Inference Library Reference#

  • Click on any row to see detailed examples.

Library Sections

Sampling and Simulation

Name Description Parameters Output

sample_proportions(sample_size,        
                   model_proportions)

Sample_size should be an integer, model_proportions an array of probabilities that sum up to 1. The function samples sample_size objects from the distribution specified by model_proportions. It returns an array with the same size as model_proportions. Each item in the array corresponds to the proportion of times it was sampled out of the sample_size times.

  1. int : sample size

  2. array : an array of proportions that should sum to 1

array : each item corresponds to the proportion of times that corresponding item was sampled from model_proportions in sample_size draws, should sum to 1

Examples
model_proportions = make_array(0.9, 0.1)
sample_proportions(100, model_proportions)
array([0.91, 0.09])
model_proportions = make_array(0.7, 0.2, 0.1)
sample_proportions(100, model_proportions)
array([0.71, 0.2 , 0.09])

simulate(make_one_outcome, num_outcomes)

Simulates the outcome of num_outcomes events. The outcome of an event is computed by the make_one_outcome function passed to simulate

  • make_one_outcome: a function that returns the outcome of an event.

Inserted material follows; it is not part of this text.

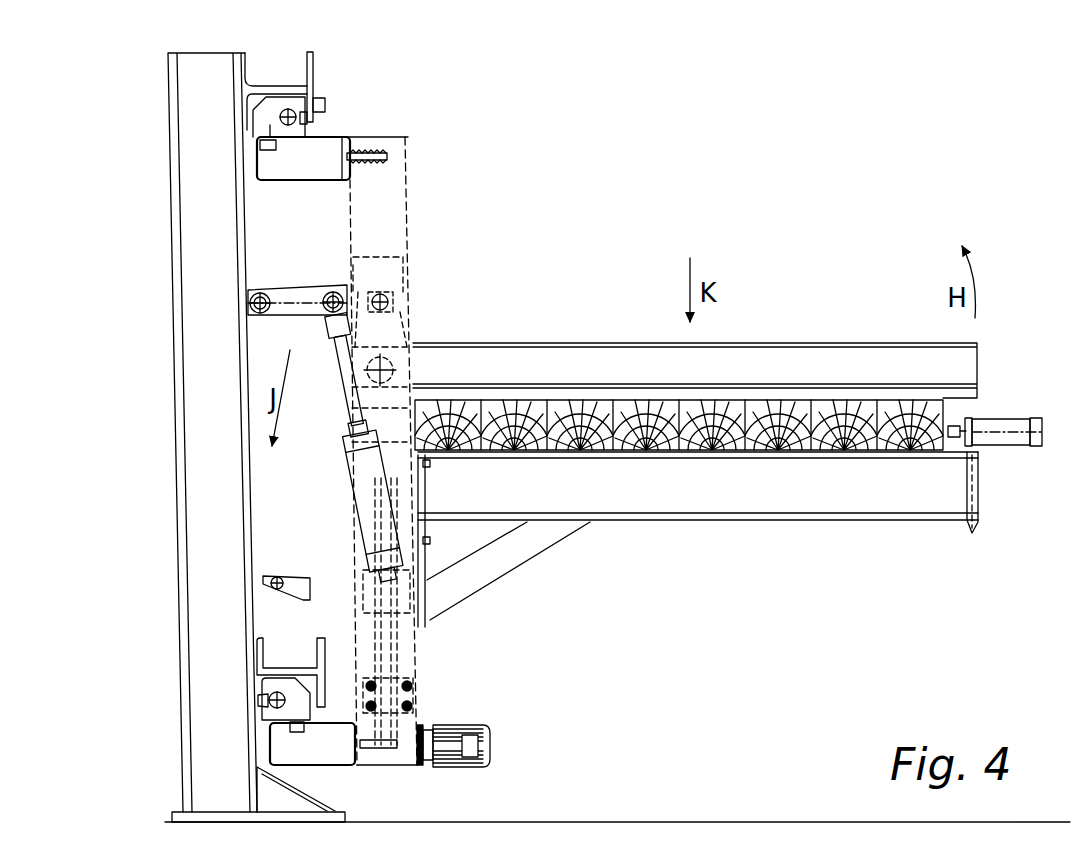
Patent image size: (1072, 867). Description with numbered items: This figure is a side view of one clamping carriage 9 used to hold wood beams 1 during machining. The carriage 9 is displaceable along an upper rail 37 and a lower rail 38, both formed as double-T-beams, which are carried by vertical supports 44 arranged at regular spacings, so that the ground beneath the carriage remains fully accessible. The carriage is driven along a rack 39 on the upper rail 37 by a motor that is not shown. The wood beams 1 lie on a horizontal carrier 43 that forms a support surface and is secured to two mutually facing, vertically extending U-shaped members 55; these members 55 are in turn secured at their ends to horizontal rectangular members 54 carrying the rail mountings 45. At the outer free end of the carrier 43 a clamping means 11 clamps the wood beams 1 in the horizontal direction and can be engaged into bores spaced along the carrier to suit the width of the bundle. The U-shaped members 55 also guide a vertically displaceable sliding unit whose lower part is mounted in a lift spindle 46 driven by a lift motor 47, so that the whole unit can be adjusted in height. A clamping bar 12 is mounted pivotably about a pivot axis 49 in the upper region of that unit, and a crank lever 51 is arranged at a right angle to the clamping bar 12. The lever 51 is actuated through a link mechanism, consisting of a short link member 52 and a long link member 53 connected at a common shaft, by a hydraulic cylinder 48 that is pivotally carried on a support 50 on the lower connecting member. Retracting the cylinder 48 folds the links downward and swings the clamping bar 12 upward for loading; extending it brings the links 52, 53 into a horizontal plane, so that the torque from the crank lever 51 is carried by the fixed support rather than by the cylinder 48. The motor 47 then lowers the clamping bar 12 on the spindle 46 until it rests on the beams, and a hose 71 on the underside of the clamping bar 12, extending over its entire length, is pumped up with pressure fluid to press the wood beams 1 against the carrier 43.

  • num_outcomes: the number of events to simulate.

An array of the simulated outcomes.

Examples
dice = np.arange(1,7)

def roll_two_dice():
  return np.random.choice(dice) + np.random.choice(dice)
simulate(roll_two_dice, 10)
array([12.,  3.,  4., 11.,  8., 10.,  7., 10.,  8.,  8.])

simulate_sample_statistic(make_one_sample,
   sample_size,
   compute_statistic,
   num_trials)

Simulates the process of computing a statistic for random samples.

  • make_one_sample: a function that takes an int \(n\) and returns a sample as an array of \(n\) elements.

  • sample_size: the size of the samples to use in the simulation.

  • compute_statistic: a function that takes a sample as an array and returns the statistic for that sample.

  • num_trials: the number of simulation steps to perform.

An array of the simulated statistics.

Examples
coin = make_array('heads', 'tails')

def flip_coins(n):
  return np.random.choice(coin, n)

def count_heads(sample):
  return np.count_nonzero(sample == 'heads')

simulate_sample_statistic(flip_coins, 100, 
                          count_heads, 10)
array([53., 53., 49., 53., 55., 60., 52., 46., 52., 54.])
coin = make_array('heads', 'tails')

def flip_coins(n):
  return np.random.choice(coin, n)

def diff_from_half_heads(sample):
  return abs(np.count_nonzero(sample == 'heads') - len(sample)/2)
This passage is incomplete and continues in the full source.